Evidemment, il ne s'agit pas là d'un scoop, mais je voudrais relier ce point aux arguments développés par Daniel Cohen dans La prospérité du vice, déjà citée ici (Citation de la semaine : Daniel Cohen, guerre et économie), et qui viennent un peu en contradiction sur l'utilisation de la poudre en Asie de l'Est :
Dans son maître ouvrage, Science et civilisation en Chine, Joseph Needham pose la question qui les résume toutes : pourquoi la science moderne, celle de Galilée et Newton, s'est-elle développée en Occident et non en Chine ? Quel est l'obstacle caché qui a bridé leur avance ? Les Chinois développent les horloges hydrauliques mais n'arrivent pas à passer aux horloges mécaniques. Et ce n'est pas par désintérêt, car elles les fascineront lorsque les Européens leur en présenteront. Ils inventent la poudre, qu'ils n'utilisent pas à des fins militaires mais pour leurs feux d'artifice. La poudre, sans grande utilité en tant que telle, ne deviendra efficace en Europe qu'à la suite de nombreuses inventions. Il faudra d'innombrables adaptations avant de rendre le boulet de canon plus meurtrier pour celui qui le reçoit que pour celui qui l'envoie.
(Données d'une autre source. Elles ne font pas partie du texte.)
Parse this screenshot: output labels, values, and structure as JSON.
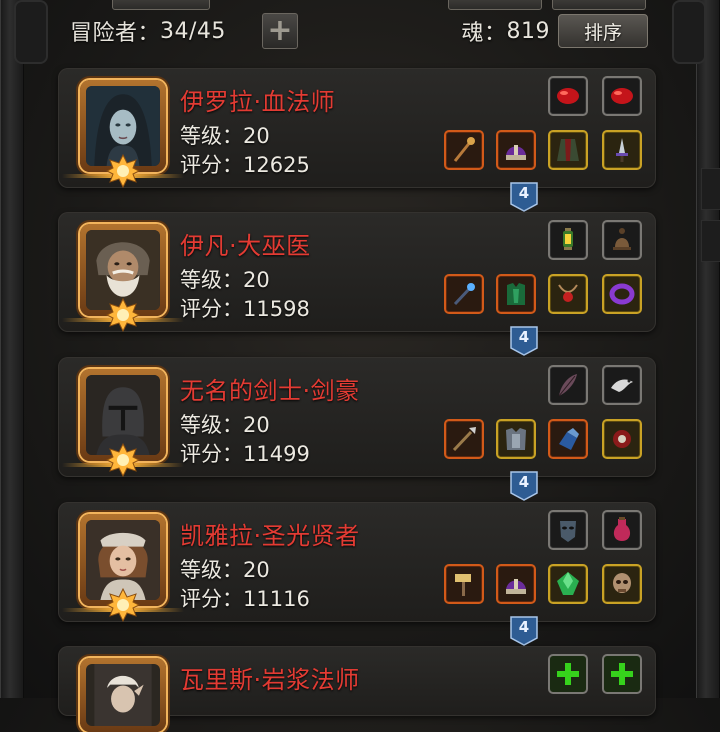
{
  "header": {
    "adventurer_label": "冒险者：",
    "adventurer_count": "34/45",
    "add_label": "+",
    "soul_label": "魂：",
    "soul_value": "819",
    "sort_label": "排序"
  },
  "heroes": [
    {
      "name": "伊罗拉·血法师",
      "level": "等级：20",
      "score": "评分：12625",
      "link": "4",
      "top_items": [
        "red-gem-icon",
        "red-gem-icon"
      ],
      "bottom_items": [
        "staff-icon",
        "purple-helmet-icon",
        "green-robe-icon",
        "dagger-icon"
      ]
    },
    {
      "name": "伊凡·大巫医",
      "level": "等级：20",
      "score": "评分：11598",
      "link": "4",
      "top_items": [
        "lantern-icon",
        "bell-icon"
      ],
      "bottom_items": [
        "wand-icon",
        "green-armor-icon",
        "amulet-icon",
        "purple-ring-icon"
      ]
    },
    {
      "name": "无名的剑士·剑豪",
      "level": "等级：20",
      "score": "评分：11499",
      "link": "4",
      "top_items": [
        "feather-icon",
        "white-bird-icon"
      ],
      "bottom_items": [
        "spear-icon",
        "steel-armor-icon",
        "blue-gauntlet-icon",
        "red-shoulder-icon"
      ]
    },
    {
      "name": "凯雅拉·圣光贤者",
      "level": "等级：20",
      "score": "评分：11116",
      "link": "4",
      "top_items": [
        "mask-icon",
        "red-bottle-icon"
      ],
      "bottom_items": [
        "hammer-icon",
        "purple-helmet-icon",
        "green-gem-icon",
        "skull-mask-icon"
      ]
    },
    {
      "name": "瓦里斯·岩浆法师",
      "level": "",
      "score": "",
      "link": "",
      "top_items": [
        "green-plus-icon",
        "green-plus-icon"
      ],
      "bottom_items": []
    }
  ],
  "colors": {
    "name_red": "#e33b33",
    "slot_orange": "#d25a19",
    "slot_gold": "#c9a225",
    "badge_blue": "#2e5c93"
  }
}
La réponse, après des développements sur le rôle de l'Etat et des marchés, vient quelques pages plus loin : ce sont les conflits incessants entre les Etats européens qui ont permis la période des Grandes Découvertes et plus largement l'essort technologique et économique de l'Occident, préfigurant sa domination sur le monde.
"L'atmosphère de routine, de traditionnalisme et d'immobilité rend toute innovation suspecte". La Chine n'a pas bénéficié du stimulus qu'a représenté en Europe la rivalité entre les puissances européennes. Préoccupée par sa stabilité intérieure, elle a interrompu la dynamique qu'elle avait pourtant engagée bien plus tôt. Quelques décennies avant que Christophe Colomb n'embarque pour l'Amérique, la Chine choisit la stabilité et se referme sur elle-même.
D'où l'intérêt de la concurrence pour stimuler l'innovation, également conditionnée par le cadre que fournit l'Etat, devant assumer son rôle de stratège dans la compétition mondiale, quand il n'est plus producteur ou actionnaire de référence.